You want to build a good motor you first need to make it bulletproof. Now there are a few problems that the daihatsu 1300, 1500 and 1600 motors have with them. The first is the main one. That is the block. The design of the cylinder sleeves is not very good. You see because there is no cylinder wall bracing whatsoever, under turbo conditions( high boost conditions 20psi and up) you get cylinder distortion. This is when all the load generated by the high boosting causes the sleeves to move around( head gasket problems). This can be remedied in one of two ways. The first is the less cost effective way which is to dowel the block. This is when dowels are inserted in the water jackets around the cylinder sleeves holding them in place. Cheap and affective. The second option is one of great cost I can vouch for that. This is when using the AutoCad thingy on the computer they design a block brace. Now instead of just locating the sleaves in spots like the dowels do the block brace completely surrounds them locating them 100% to the block. To mantain coolant flow up to the head there are special drillings for water to pass.
The next stage in the bottom end is the rods. from factory these are pretty piss weak. Mind you they can handle 15-16psi with a good tune and no detonation. These will set you back between 1400-1500 bux. These must be made of good grade billet steel. For other applications apart from turbocharging you can run alloy or titanium if you want to acheive very high revs. The alloy items have a way short lifespan as they have the ability to strech. Argo are the people to use here. You can't beat Aussie made.
Next will be the pistons. Usualy forged high silicone content. Two top people in Aus machine these. You have to tell them what size dish you need as this will play a major part in your final static comp ratio. Specialised Piston Services(sps) and Australian Performance Engine Parts(apep) both located in melbourne.
What else? good idea to o-ring the block. You definately need to drill out and retap the bolt holes and fit custom arp head studs and nuts due to the fact that with the high boost I have experienced head bolt strech. This is all custom gear, and costs, and also takes time to get. Along with the head studs you can get bolts for the mains. Oversized of course.
Now the block has to be deburred, all the rotatingand reciprocating masses have to be balanced and blueprinted etc. That should give you a bottom end that will be able to handle 30psi with out a problem and realistically put out a power figure of 300 horses at the wheels depending on turbo spec.
As for the rest of the motor there is so much you can do with the head depending on how you want to chase your power, how you want your car to drive and so on. Usaully with a turbo you don't have to go to drastic with the cam. A good set of one piece steel valves machined to suit is a must as you dont want the valve head dropping off. Stronger valve springs also. There is no need to go for double valve springs either.
Head gasket should be metal(copper) no more than 80 thou thick. Make sure you use a good sealant( I use threebond high temp sealant) and not too much either. Stay away from the oil gallery.

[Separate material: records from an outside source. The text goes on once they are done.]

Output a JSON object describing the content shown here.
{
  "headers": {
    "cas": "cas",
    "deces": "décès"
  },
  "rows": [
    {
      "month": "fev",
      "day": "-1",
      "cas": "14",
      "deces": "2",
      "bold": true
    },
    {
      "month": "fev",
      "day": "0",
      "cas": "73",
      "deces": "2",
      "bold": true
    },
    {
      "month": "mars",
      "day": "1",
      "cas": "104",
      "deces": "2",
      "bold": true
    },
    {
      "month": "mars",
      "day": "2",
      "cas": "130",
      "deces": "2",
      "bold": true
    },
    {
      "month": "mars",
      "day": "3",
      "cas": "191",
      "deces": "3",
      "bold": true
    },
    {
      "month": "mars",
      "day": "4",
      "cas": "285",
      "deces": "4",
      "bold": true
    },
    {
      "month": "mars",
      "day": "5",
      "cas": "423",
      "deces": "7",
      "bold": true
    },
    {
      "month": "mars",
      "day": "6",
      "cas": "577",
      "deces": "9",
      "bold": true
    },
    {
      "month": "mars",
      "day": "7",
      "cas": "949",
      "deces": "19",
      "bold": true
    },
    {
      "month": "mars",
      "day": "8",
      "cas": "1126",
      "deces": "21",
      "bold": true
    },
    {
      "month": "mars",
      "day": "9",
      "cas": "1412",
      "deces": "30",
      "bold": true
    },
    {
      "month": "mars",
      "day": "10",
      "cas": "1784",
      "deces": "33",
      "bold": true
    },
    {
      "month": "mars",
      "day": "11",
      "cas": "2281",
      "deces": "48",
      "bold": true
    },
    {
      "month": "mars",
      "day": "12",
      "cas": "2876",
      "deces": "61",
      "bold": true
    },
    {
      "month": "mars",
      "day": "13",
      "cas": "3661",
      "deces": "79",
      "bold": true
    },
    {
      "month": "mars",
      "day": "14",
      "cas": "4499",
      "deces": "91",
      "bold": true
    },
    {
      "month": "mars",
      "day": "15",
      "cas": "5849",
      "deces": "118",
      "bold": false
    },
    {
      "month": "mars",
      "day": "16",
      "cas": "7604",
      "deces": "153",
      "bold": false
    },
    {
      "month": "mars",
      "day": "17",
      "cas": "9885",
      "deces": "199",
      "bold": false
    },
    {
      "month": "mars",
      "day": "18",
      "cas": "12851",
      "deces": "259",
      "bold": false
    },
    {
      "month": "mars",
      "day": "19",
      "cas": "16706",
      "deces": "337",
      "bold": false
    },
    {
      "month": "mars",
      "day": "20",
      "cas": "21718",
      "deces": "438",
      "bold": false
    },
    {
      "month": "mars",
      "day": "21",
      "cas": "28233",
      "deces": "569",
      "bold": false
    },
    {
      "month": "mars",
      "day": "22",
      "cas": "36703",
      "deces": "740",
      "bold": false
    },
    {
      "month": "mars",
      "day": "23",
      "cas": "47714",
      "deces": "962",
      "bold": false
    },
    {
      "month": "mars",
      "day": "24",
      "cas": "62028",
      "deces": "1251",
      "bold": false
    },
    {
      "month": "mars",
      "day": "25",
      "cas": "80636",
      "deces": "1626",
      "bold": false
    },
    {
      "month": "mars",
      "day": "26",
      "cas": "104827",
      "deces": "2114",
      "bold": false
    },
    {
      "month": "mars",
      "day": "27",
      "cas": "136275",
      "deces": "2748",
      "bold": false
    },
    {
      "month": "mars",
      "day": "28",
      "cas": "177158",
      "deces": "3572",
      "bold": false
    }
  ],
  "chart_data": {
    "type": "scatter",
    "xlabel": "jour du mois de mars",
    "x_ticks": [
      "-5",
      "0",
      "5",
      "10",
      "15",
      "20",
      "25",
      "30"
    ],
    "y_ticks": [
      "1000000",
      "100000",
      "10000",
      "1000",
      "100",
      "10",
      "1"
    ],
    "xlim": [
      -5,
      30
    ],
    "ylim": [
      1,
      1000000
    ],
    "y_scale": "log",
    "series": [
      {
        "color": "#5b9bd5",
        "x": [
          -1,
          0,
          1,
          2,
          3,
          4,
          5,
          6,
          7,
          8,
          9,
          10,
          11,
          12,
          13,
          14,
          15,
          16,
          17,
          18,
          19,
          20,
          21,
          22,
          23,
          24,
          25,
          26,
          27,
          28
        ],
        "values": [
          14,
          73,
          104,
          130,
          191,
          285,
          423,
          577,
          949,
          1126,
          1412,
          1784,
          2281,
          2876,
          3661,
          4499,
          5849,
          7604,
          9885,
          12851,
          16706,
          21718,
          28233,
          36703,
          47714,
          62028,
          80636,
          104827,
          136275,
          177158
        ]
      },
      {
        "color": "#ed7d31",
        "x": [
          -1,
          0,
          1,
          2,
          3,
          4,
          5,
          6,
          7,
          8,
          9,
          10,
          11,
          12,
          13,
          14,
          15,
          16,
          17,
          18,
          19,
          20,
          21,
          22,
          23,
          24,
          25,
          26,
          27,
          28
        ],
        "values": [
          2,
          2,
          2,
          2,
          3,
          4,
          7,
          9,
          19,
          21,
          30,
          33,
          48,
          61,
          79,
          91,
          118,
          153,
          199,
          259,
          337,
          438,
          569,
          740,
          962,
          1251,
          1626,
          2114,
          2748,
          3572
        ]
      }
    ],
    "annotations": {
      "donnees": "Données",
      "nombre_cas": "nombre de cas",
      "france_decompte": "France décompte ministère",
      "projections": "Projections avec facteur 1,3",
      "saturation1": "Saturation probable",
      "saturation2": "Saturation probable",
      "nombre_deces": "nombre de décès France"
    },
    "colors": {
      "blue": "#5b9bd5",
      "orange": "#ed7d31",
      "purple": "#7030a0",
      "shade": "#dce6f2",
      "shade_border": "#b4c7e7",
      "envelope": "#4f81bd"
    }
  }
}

The rest of the motor is the ancillaries. You need a good fuel pump anything from a VL Commodore turbo bosch pump and up. After my engines last build I believe that there is still some power hidden in the injector positions. So Grog here is one of those trial and error tips. Eight injectors mate. My next set up will to use four 145cc(standard injectors) in the standard locations. Then on the rear of the manifold the section that faces the firewall on each runner as far away from the head as posible I will weld in an injector boss and fit 4 550cc injectors. Fitted further up the runner it will in theory give you a different type of power. Much better top end. Just one of my theories that I have read in books and will try on the new motor, accompanied with a new turbo. These injectors will be staged and each injector will have its own injector trim table. You see the time and money that I will spend doing this after the end result could tell someone and they will have it a whole lot easier. So feel privileged.
Then apart from little things like modding you distributor to run four coils, running different spring rates in your oil pump, baffling sumps the rest is pretty easy. I hope you and heaps of other people on the board has learnt or picked something up from this. If I missed something that you may want to know like with intercooler plumbing for every 90 degree bend that you have you need a straight section that is 3 times in length to pick up the air speed again. That is one area that Ufo's car has a bit of an edge over mine.
SORRY UFO BUT SOMEONE HAD TO TELL THEM. Don't worry they don't know all the tips. We will keep the rest for ourselves.